I set out with a nice bright-eyed chauffeur who did a splendid day's work with me. We had the main road for some distance, and none of the varieties later seemed to trouble him. We went along a valley, and in a house standing high by a church we found the staff of the Division. I had friends; and I was soon dispatched with a tall determined Cossack to the point where the road climbed the hill. Here we left our machine, and in a hundred yards or so we had the whole scene before us.

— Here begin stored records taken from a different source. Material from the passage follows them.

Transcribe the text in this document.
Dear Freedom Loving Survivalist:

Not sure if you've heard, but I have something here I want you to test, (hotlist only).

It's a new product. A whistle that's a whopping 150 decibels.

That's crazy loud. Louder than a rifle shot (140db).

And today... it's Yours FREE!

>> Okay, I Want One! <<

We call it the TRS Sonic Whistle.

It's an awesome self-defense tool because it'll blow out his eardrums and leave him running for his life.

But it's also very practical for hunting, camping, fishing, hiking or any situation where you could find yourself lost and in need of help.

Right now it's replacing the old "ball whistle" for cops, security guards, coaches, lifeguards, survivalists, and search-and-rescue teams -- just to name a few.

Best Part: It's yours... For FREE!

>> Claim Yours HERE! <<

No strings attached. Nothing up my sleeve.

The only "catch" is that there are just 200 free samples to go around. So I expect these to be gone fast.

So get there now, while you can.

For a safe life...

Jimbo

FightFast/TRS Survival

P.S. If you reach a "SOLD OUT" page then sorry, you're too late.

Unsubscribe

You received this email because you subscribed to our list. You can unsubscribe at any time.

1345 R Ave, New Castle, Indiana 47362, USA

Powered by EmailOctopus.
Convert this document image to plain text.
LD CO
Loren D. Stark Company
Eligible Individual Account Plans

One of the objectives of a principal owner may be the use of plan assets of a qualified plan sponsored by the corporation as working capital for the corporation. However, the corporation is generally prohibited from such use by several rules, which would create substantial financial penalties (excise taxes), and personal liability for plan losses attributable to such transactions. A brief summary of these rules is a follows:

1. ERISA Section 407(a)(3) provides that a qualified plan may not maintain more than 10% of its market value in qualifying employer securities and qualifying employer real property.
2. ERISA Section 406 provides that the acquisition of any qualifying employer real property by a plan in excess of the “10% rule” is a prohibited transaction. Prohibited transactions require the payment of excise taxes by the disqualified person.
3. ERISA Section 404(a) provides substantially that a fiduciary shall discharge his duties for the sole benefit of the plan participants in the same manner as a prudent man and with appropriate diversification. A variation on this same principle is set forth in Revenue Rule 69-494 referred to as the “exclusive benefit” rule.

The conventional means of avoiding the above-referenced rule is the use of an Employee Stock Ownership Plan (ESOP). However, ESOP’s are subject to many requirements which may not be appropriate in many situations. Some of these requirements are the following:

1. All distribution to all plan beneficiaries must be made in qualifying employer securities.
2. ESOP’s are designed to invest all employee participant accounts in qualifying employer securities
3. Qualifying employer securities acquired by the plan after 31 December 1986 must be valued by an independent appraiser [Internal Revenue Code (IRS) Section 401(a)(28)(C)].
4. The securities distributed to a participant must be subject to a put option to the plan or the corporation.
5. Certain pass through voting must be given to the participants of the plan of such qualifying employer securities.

There was a hut on the top of the hill; sitting in front of it one could see for at least ten miles in either direction. The Division was holding a front of eight miles with the Z's on the left, the O's in the middle, the R's on the right and the I's in reserve. The O's, who were just beyond a hollow, occupied a low line of wooded heights a thousand yards in front of me. The Z's held a lower wooded ridge, the R's connected with the O's over a valley and were posted along a less defined line, of which the most marked feature was a village with a little church tower. Against these three regiments were nine, mostly German, and backed by the most formidable artillery. Beyond each of the flanks of the Division one could see at intervals black clouds of smoke; one thick stream of smoke that stretched into the skies came from some distant petroleum works. The whole line of the R's was being pounded with crash after crash, sometimes four black columns rising almost simultaneously at intervals along it; under each would break out little angry teeth of sparkling flame; the only thing that seemed not to be hit was the church tower, which, as each cloud died down, came out simple again in the bright sunshine. The Z's were in patches of smoke that sometimes disappeared for a time.

What was happening to the O's was not so clear; so after watching the shells and shrapnel bursting along the line and on the slope for some hours, we descended by some winding gullies, drawing a shrapnel as we passed over a low shoulder, and soon reached the staff of the O's. Under the nearer wall of a hut, a group of officers was working the telephones, while a number of soldiers lay on logs around. The Colonel came forward to me with a preoccupied smile: "A convoy for the flag," he explained, and turning to his men; "you have the flag there?" Then he took me into the open and pointed at the ridge some six hundred yards away: all his left was at grips with the enemy who had come through at several points, and on the right his men were fighting at the close range of two hundred yards in the wood beyond the crest.